Credete quindi che la scena di Brooklyn resista ancora? Nonostante tutti i problemi di rincaro degli affitti e di venue indipendenti che stanno chiudendo i battenti (285 Kent, Death By Audio e Glasslands, gli ultimi esempi dalle parti della Kent Avenue a Williamsburg) e che io personalmente percepivo come delle venue chiave di quel senso di comunità indipendente molto evidente in quelle strade…

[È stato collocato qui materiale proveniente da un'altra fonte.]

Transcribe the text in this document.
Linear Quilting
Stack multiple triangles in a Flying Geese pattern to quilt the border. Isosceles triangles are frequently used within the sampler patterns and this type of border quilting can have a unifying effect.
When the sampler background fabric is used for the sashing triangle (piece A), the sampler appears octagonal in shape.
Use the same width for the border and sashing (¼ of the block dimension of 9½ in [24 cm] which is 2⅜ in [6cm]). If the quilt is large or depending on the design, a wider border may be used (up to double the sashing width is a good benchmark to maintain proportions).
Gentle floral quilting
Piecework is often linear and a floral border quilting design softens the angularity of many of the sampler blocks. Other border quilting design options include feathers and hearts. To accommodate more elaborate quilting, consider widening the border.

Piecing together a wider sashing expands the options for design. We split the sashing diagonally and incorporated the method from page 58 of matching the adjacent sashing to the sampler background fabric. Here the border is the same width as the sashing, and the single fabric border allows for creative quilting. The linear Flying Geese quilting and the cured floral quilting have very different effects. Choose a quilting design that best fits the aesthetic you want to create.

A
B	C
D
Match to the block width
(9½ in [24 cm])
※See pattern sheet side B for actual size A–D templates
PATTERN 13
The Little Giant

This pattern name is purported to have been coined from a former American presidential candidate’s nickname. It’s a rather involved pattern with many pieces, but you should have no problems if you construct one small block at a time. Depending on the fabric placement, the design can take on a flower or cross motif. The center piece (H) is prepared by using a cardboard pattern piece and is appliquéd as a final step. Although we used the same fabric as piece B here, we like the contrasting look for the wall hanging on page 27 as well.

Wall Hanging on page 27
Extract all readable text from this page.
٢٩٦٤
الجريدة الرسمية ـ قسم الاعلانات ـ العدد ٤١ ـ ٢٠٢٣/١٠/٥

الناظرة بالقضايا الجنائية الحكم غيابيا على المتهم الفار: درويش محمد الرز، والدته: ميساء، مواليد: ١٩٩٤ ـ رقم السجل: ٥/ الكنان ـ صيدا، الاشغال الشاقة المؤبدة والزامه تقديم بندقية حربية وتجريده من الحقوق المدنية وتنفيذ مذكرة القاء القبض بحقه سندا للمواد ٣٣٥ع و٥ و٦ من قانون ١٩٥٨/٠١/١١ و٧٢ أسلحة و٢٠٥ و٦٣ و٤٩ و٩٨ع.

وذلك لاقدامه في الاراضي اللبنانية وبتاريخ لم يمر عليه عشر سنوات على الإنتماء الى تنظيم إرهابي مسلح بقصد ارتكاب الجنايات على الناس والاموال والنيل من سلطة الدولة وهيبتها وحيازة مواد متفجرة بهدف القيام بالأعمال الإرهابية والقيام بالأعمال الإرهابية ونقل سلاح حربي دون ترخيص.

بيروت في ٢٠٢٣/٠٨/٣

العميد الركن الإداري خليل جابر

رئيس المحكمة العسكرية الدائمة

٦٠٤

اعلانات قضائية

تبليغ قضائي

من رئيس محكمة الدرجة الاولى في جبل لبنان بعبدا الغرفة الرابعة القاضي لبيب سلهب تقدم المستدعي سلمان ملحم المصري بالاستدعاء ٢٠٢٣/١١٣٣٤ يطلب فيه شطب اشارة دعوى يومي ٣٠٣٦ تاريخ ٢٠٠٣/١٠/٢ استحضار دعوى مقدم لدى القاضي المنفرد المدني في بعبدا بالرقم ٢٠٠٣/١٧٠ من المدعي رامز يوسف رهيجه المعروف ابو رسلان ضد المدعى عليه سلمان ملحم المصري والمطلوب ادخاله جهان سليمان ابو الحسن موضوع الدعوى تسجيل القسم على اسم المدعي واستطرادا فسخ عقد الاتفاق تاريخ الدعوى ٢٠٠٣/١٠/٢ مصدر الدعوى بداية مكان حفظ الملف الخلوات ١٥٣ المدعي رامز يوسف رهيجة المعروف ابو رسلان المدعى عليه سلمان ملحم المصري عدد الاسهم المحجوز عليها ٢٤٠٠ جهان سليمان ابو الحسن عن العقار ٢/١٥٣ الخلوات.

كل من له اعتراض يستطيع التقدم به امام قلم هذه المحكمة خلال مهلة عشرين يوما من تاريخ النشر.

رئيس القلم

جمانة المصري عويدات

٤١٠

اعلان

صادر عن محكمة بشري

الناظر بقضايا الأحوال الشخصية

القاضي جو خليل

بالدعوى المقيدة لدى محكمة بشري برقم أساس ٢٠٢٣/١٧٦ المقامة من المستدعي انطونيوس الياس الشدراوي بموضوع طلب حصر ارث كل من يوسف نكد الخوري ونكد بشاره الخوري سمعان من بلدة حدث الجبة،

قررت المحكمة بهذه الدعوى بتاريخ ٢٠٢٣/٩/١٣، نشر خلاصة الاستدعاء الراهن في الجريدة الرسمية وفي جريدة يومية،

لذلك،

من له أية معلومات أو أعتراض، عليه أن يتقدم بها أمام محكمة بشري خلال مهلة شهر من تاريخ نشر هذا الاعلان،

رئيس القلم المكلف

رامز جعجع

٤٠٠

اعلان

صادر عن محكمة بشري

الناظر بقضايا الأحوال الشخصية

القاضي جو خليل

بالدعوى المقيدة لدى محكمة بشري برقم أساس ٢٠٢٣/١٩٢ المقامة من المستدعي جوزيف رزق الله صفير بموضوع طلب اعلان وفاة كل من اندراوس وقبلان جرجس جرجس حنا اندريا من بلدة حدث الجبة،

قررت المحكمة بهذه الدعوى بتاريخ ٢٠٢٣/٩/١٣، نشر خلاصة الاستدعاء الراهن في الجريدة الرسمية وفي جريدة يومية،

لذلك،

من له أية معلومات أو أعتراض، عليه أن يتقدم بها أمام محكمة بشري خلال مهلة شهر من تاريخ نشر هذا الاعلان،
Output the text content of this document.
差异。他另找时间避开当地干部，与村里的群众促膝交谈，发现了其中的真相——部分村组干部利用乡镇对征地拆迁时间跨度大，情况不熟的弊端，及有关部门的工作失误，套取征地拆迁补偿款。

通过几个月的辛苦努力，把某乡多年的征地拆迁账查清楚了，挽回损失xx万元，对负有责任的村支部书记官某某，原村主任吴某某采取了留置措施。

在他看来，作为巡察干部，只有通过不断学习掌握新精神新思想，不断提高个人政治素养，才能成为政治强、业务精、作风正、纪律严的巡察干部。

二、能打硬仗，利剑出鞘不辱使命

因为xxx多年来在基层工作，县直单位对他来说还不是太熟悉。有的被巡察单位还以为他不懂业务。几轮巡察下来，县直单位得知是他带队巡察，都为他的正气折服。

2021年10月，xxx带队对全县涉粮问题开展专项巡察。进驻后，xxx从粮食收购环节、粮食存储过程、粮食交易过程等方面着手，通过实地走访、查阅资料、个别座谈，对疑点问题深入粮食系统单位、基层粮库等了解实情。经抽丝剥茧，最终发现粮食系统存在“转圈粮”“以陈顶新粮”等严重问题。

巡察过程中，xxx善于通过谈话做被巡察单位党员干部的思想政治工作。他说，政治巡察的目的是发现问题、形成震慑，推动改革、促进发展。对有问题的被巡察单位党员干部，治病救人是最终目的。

Assolutamente sì. Brooklyn è cresciuta tantissimo negli ultimi dieci anni. Trovo si sia arrivati a una fase di svolta. Certamente non è più quella metà per artisti in cerca di spazi e stanze a prezzi ragionevoli nel cuore di New York, ma una sorta di meta glamour. Ci sono degli appartamenti in condomini costosissimi ora che stanno trasformando lo skyline anche al di qua dell’East River. Bene o male che sia, trovo sia inevitabile. E’ un qualcosa di intrinsecamente newyorkese: un continuo mutamento. Se una venue chiude per l’affitto alto, ne nasceranno almeno altre due in posti più convenienti.

Siete noti per avere un fan illustre, l’economista Paul Krugman che non ha mai smesso di tessere lodi nei vostri riguardi anche sul suo blog personale, oltre che sulle pagine del New York Times. L’avete incontrato alla fine?
Alla fine ce l’abbiamo fatta dopo che è venuto a vederci a uno dei nostri show insieme a sua figlia. Si è presentato backstage per presentarsi per dirci di persona quanto ami la nostra musica. E’ una storia surreale che una persona così nota e influente dal punto di vista intellettuale fosse venuta a presentarsi a noi “perfetti sconosciuti”. Tutto ciò che abbiamo fatto è stato evitare di dire qualcosa di troppo stupido.
Una domanda che faccio spesso, in tempi di reunion e grandi ritorni live. C’è un artista al quale fareste da supporto gratuitamente, giusto per l’onore di seguirlo in tour? O un Krugman che sognereste di conquistare, in un ambito più musicale.
Se ricevessimo la benedizione di Paul McCartney credo che potremmo morire tutti e cinque felici e contenti.
E’ la prima volta che venite a suonare in Italia. Tutti tessono lodi, un po’ come Krugman, per molti aspetti dell’Italia: il cibo, l’arte, il clima. Risulta più raro rintracciare negli artisti stranieri dei riferimenti alla musica italiana contemporanea.
E’ sempre eccitante suonare in nuove nazioni e percepire la diversa reazione ai nostri show. A dirti la verità non abbiamo mai sentito parlare di band italiane. L’Italia dalle nostre parti è vista come una strana isola al centro dell’Europa dal punto di vista delle novità musicali. So che lì va molto la musica da clubbing e il metal, ma sono certo di sbagliarmi. Siamo fermi alla musica dei Goblin.
Per finire, consigliateci qualche nome semi-sconosciuto da andare a scoprire…
Here We Go Magic, Tall Tall Trees, Lapland, Yellowbirds, Doe Paoro, Elaphant, JD Mcpherson, Broncho, Death Vessel, You Won’t, Plume Giant, The Courtneys e il nuovo LP dei Belle Brigade che spacca sul serio.